Every year, I try to see five movies from the Alliance Française French Film Festival towards the beginning of the year and five from the Lavazza Italian Film Festival towards the end of the year. Due to the research and thesis work, I missed the Italian Film Festival last year and the French Film Festival this year. However, I am back to re-educate and refresh my mind with some cinematic delights.
My first selection from the 2015 Lavazza Italian Film Festival is Se Dio Vuole (God Willing). The story centres around Tommaso, a successful surgeon who is quite similar to Hugh Laurie’s Gregory House. Wonderfully portrayed by Marco Giallini, he is staunchly rational, self-centred, and an atheist. When his son Andrea (Enrico Oetiker) wants to announce something significant to the whole family, including the housekeeper, Tommaso suspects that Andrea may decide to come out and come clean about his sexuality. He rallies around the family, asking them to be supportive and to be happy for Andrea. When the moment comes, however, Andrea only mentions that he has met Jesus, and he wants to join a seminary and become a priest.

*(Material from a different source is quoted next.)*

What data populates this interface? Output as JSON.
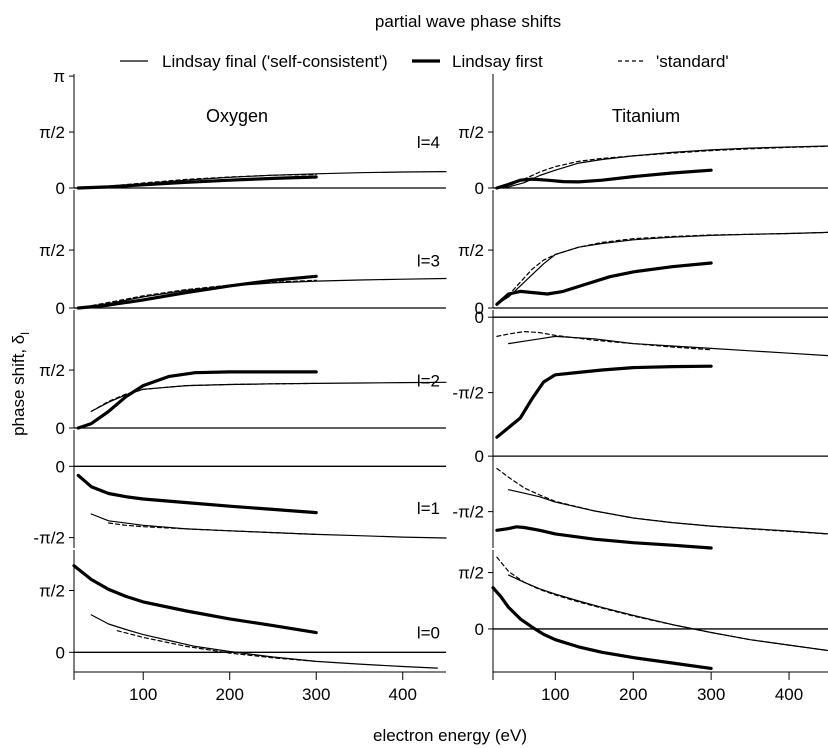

This decision unravels the family. Tommaso thinks that this is a waste of his life and how he can believe in an “imaginary friend”.
Furthermore, through a by-and-by comment, Tommaso’s wife Carla (Laura Morante) also realises that she’s not leading a life that she wants, and wants to rediscover her identity. In an effort to regain control of the family, Tommaso then tracks down the priest who “converts” Andrea – the charismatic priest, Fr. Don Pietro (Alessandro Gassman) – and investigates whether he hides a secret that he can expose.
As a believer in God, perhaps it’s a paradox that I actually don’t like faith-based movie that much unless it is well-made. Many movies about faith are either preachy and sacchariney with wooden acting and leaving you with an impression that you have just seen a badly-acted school play. Otherwise, it would be movies that are hell-bent in trying to convert you from believing in God. Se Dio Vuole is actually packaged as a comedy that invites some deep laughter when you watch the scenes play out on the screen. Some of the characterisation may be predictable as well but all of those factors aside, Edoardo Falcone manages to tease the viewers with some philosophical questions about hypocrisy and God, without any pressure for us to go one way or the other (although Falcone does lean towards one side of the argument).
I enjoyed Se Dio Vuole for the laughter and the way the movie packages something that can be considered cloying, heavy or overpowering into something light and digestible, with some interesting aftertaste.